On Emerald Ridge, feeling as tired as I look:
Another while brought me to Klapatche Park, a really beautiful spot that I would definitely like to come back to sometime. And then a long, wet, switchbacking descent brought me to my camp for the night at the North Puyallup River, where suddenly I found myself standing on a road grade looking at 1930’s CCC rock walls. It turns out this is as far as park service road crews pushed the Westside Road in the Great Depression era before finally giving up on the endeavor to build a circle road all the way around the mountain that would pass through Spray Park, over Ipsut Pass, up the Carbon River, past Mystic Lake and all the way to Sunrise.
It had been a 10-hour day with basically no breaks, but I had made it through my second long day and was much more confident that I was going to make it. The next day would bring me back into familiar terrain at Mowich Lake and over Ipsut Pass. Even better, when I turned on my satellite messenger before bed, I had a text waiting for me. Joy was going to hike in from Mowich Lake and meet me at the Mowich River crossing, then keep me company on the big climb out to Mowich Lake!
Thursday, Day 5, I was out early at 5:35, with jet lag and the promise of a 19-mile day spurring me along. As a result, I made it up the ridge and out of the trees in time to see the sun rise over Rainier, which was wearing a nice cap cloud. It was only my third glimpse of the mountain since leaving Sunrise:
I ran into an elk, and then, at Golden Lakes patrol cabin, the two fast guys from two days before, who told me they’d had a wet and challenging middle day going around the north side of the mountain. Then, a while later, another group of clueless 3-day hikers who told me they were going “a-round the Wonderland” but weren’t quite on the same page about whether the place they were headed that night was called Longmire. They looked dressed for a run around their city park and seemed like they might be setting themselves up for an interesting day.
Crossing the Mowich River (Joy's photo):
At the Mowich River crossing, Joy and I arrived within 5 minutes of each other. We had a nice lunch break and she caught me up on news of the outside world before keeping me company on the climb up to Mowich Lake, where she produced all sorts of wonderful things from the trunk of her car, including watermelon and two different flavors of potato chips and (luckily, since there was none in the bathrooms) a resupply of toilet paper. Then we walked together to Ipsut Pass, where she turned around to check out a very foggy Eunice Lake while I started my descent down to Ipsut campground.

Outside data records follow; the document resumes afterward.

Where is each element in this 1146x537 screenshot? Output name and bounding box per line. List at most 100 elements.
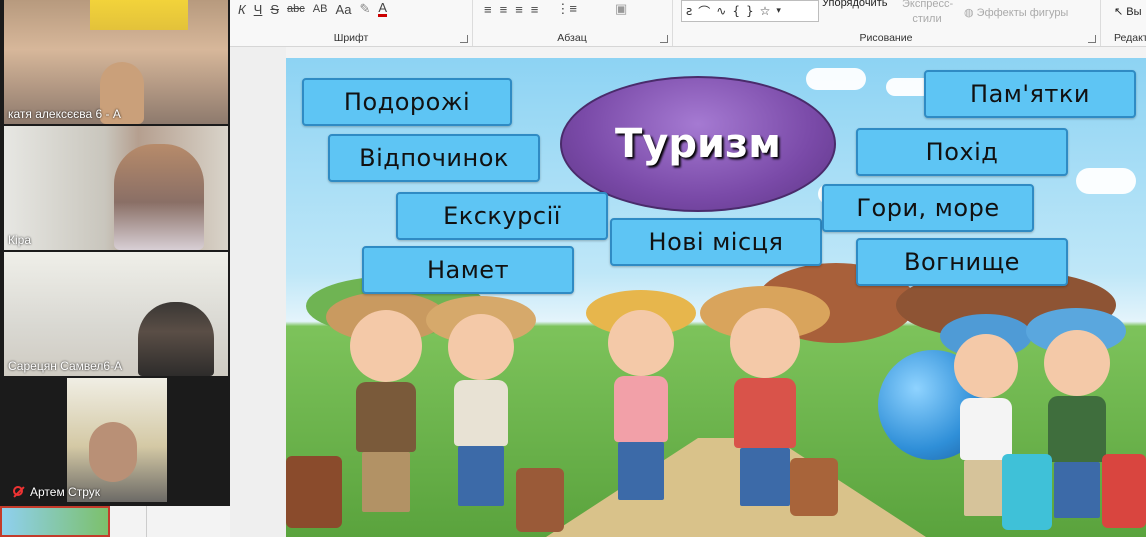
word-chip[interactable]: Екскурсії [396,192,608,240]
head-shape [350,310,422,382]
shape-effects-icon: ◍ [964,7,974,19]
thumbnail-divider [146,506,147,537]
shapes-gallery[interactable]: ƨ ⌒ ∿ { } ☆ ▾ [681,0,819,22]
participant-tile[interactable]: Артем Струк [4,378,228,502]
suitcase-decoration [1102,454,1146,528]
shape-effects-button[interactable]: ◍ Эффекты фигуры [964,6,1068,19]
drawing-dialog-launcher-icon[interactable] [1088,35,1096,43]
brace-open-icon[interactable]: { [732,4,740,18]
participant-face [89,422,137,482]
chip-label: Похід [925,138,999,166]
chip-label: Вогнище [904,248,1020,276]
arc-icon[interactable]: ⌒ [698,3,710,20]
express-styles-label: Экспресс-стили [902,0,954,25]
participant-tile[interactable]: Кіра [4,126,228,250]
underline-button[interactable]: Ч [254,2,263,17]
align-right-icon[interactable]: ≡ [515,2,523,17]
participant-video [138,302,214,376]
body-shape [960,398,1012,460]
legs-shape [740,448,790,506]
word-chip[interactable]: Гори, море [822,184,1034,232]
paragraph-buttons-row: ≡ ≡ ≡ ≡ ⋮≡ ▣ [484,0,627,18]
font-dialog-launcher-icon[interactable] [460,35,468,43]
editing-group: ↖ Вы Редакт [1100,0,1146,46]
tourist-kid-illustration [586,284,696,537]
suitcase-decoration [1002,454,1052,530]
word-chip[interactable]: Намет [362,246,574,294]
smartart-icon[interactable]: ▣ [615,1,627,17]
cursor-icon: ↖ [1114,6,1124,18]
font-group: К Ч S abc АВ Аа ✎ A Шрифт [230,0,473,46]
head-shape [448,314,514,380]
chip-label: Гори, море [856,194,1000,222]
font-buttons-row: К Ч S abc АВ Аа ✎ A [238,0,388,18]
chip-label: Намет [426,256,510,284]
word-chip[interactable]: Нові місця [610,218,822,266]
character-spacing-button[interactable]: АВ [313,3,328,15]
suitcase-decoration [516,468,564,532]
body-shape [614,376,668,442]
align-left-icon[interactable]: ≡ [484,2,492,17]
word-chip[interactable]: Вогнище [856,238,1068,286]
chip-label: Нові місця [648,228,784,256]
gallery-more-icon[interactable]: ▾ [776,6,781,16]
legs-shape [362,452,410,512]
wave-icon[interactable]: ∿ [716,4,726,18]
participant-tile[interactable]: Сарецян Самвел6-А [4,252,228,376]
slide-canvas[interactable]: Туризм Подорожі Відпочинок Екскурсії Нам… [286,58,1146,537]
word-chip[interactable]: Похід [856,128,1068,176]
body-shape [734,378,796,448]
select-label: Вы [1126,6,1142,18]
drawing-group-label: Рисование [859,32,913,44]
strikethrough-abc-button[interactable]: abc [287,3,305,15]
strikethrough-button[interactable]: S [270,2,279,17]
cloud-decoration [1076,168,1136,194]
font-color-icon[interactable]: A [378,1,388,17]
columns-icon[interactable]: ⋮≡ [556,1,577,17]
star-icon[interactable]: ☆ [760,4,771,18]
participant-name: Кіра [8,233,32,247]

Friday, Day 6, I was walking by 7 and thoroughly enjoyed seeing how very different the Carbon River Trail looked from when I had last been here two years ago. Trail crew had done a great job dealing with all the washouts and shifting river channels, and it was fun to find my way through that maze and appreciate their handiwork. This would be an almost 7000-feet vertical day, and I easily settled into the routine of walking steadily uphill, actually making a good pace with the trail surface being fairly easy. As the sun climbed higher, I took a break in a talus field to put on sunglasses and sunscreen while admiring a tuft of grass on top of a boulder that looked like a marmot but wasn’t, until the tuft of grass woke up and turned into a marmot after all.